Core Concepts
This page explains the key concepts behind AI Guardian: the filter engine, risk scoring system, routing logic, human review queue, and policy configuration.
Filter Engine
The Filter Engine is the heart of AI Guardian. It scans text content for threat patterns using a library of compiled regular expressions, each associated with a score delta. Multiple matches accumulate, but per-category scores are capped to prevent any single category from dominating. The total risk score is clamped to 100.
Input Filter
Applied to every incoming request before it reaches the LLM. Scans all message content (including multipart messages) across these categories:
- Prompt Injection — "ignore previous instructions", DAN jailbreaks, system prompt leakage
- SQL Injection — UNION SELECT, DROP TABLE, comment injection
- Command Injection — shell metacharacters,
; rm -rf, curl exfiltration patterns - Data Exfiltration — requests to print credentials, config files, or environment variables
Output Filter
Applied to every LLM response before it is returned to the caller. Detects:
- PII Leaks — credit card numbers (Luhn-checked), SSNs, email addresses
- Secret Leaks — OpenAI APIキー(
sk-...), AWS access keys, generic tokens - Harmful Content — patterns suggesting harmful instructions in responses
If the output filter flags a response, it is blocked even if the input was safe. The caller receives a 403 with "code": "request_blocked".
Risk Scoring
Every request and response receives a risk score between 0 and 100 and a corresponding risk level:
Score Levels
| Level | Score Range | Default Action |
|---|---|---|
| Low | 0–30 | Auto-allow → forward to LLM |
| Medium | 31–60 | Queue for human review |
| High | 61–80 | Queue for human review (priority) |
| Critical | 81–100 | Auto-block → 403 returned |
The thresholds (auto_allow_threshold and auto_block_threshold) are configurable per tenant via the Policy Engine.
Request Routing
Based on the risk score and configured policy, every request is routed to one of three paths:
- Allow — forwarded to the upstream LLM. Response is filtered before return.

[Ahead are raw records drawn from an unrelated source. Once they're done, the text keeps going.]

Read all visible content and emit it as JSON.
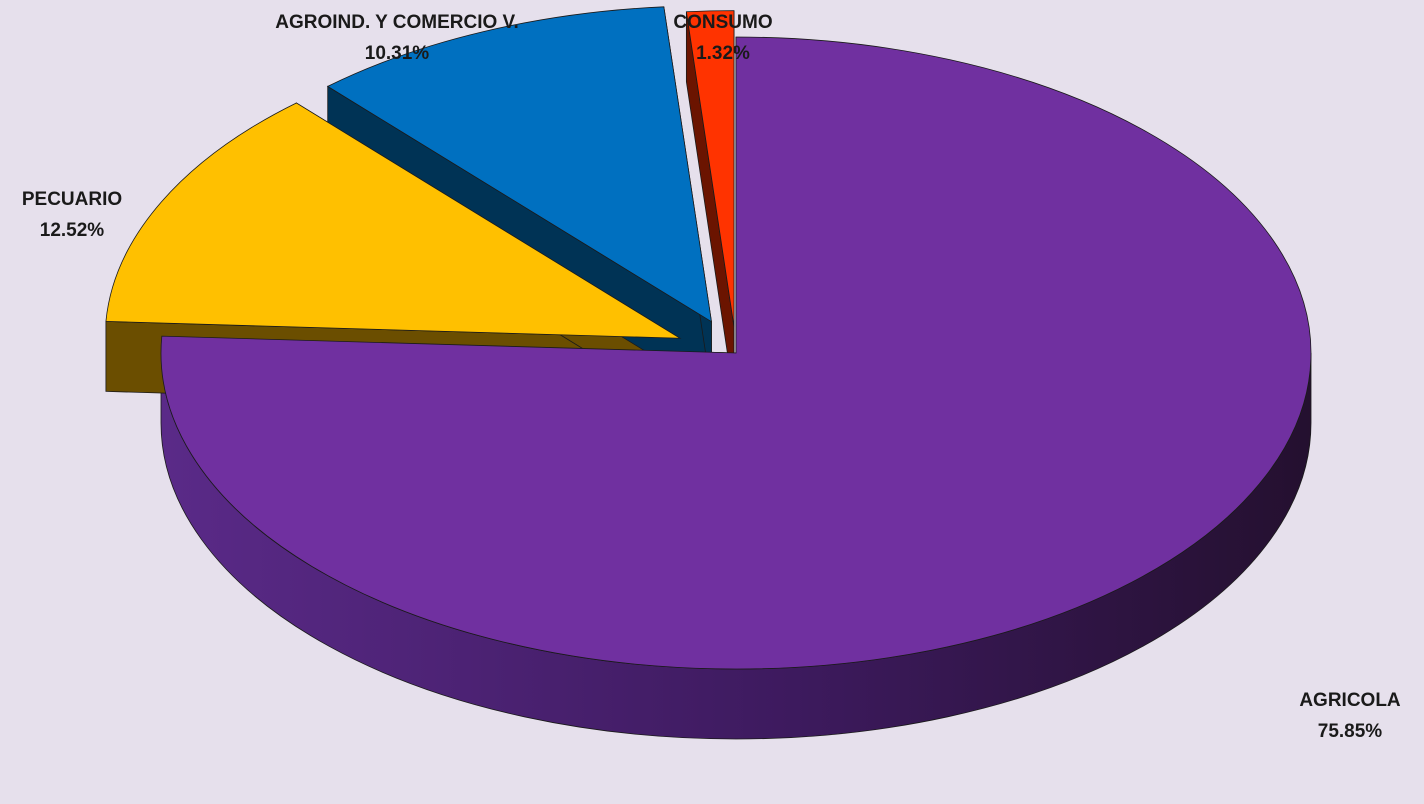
{
  "chart_data": {
    "type": "pie",
    "title": "",
    "style": "3d-exploded",
    "slices": [
      {
        "name": "AGRICOLA",
        "value": 75.85,
        "value_label": "75.85%",
        "color": "#7030a0",
        "side_color": "#4a1f6e"
      },
      {
        "name": "PECUARIO",
        "value": 12.52,
        "value_label": "12.52%",
        "color": "#ffc000",
        "side_color": "#6b4e00"
      },
      {
        "name": "AGROIND. Y COMERCIO V.",
        "value": 10.31,
        "value_label": "10.31%",
        "color": "#0070c0",
        "side_color": "#003355"
      },
      {
        "name": "CONSUMO",
        "value": 1.32,
        "value_label": "1.32%",
        "color": "#ff3300",
        "side_color": "#6b1400"
      }
    ]
  },
  "colors": {
    "background": "#e6e0ec",
    "label_text": "#1a1a1a"
  }
}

- Queue — held in the review queue. A 202 response is returned immediately to the caller, containing a
review_item_id. - Block — rejected with a 403. No LLM call is made.
Human-in-the-Loop (HitL)
Queued requests appear in the Review Queue in the dashboard. Reviewers can take three actions:
- Approve — the request is forwarded to the LLM and the response returned.
- Reject — the request is rejected with a 403.
- Escalate — the item is flagged for senior review without taking action.
SLA & Fallback
Each review item has an SLA deadline (default: 30 minutes, configurable per policy). A background worker polls every 60 seconds for expired items and applies the configured SLA fallback action:
block(default) — expired items are auto-blockedallow— expired items are auto-approved and forwarded
Policy Engine
Each tenant has one active Policy that controls routing behavior:
auto_allow_threshold— scores ≤ this value are auto-allowed (default: 30)auto_block_threshold— scores ≥ this value are auto-blocked (default: 81)review_sla_minutes— SLA time for human review (default: 30)sla_fallback—"block"or"allow"custom_rules— array of additional regex patterns with custom score deltas
Multi-Tenancy
AI Guardian is fully multi-tenant. Each tenant has isolated data: their own policies, users, review queues, and audit logs. Tenant identity is determined by the API key used to authenticate proxy requests. JWT tokens are used for dashboard access.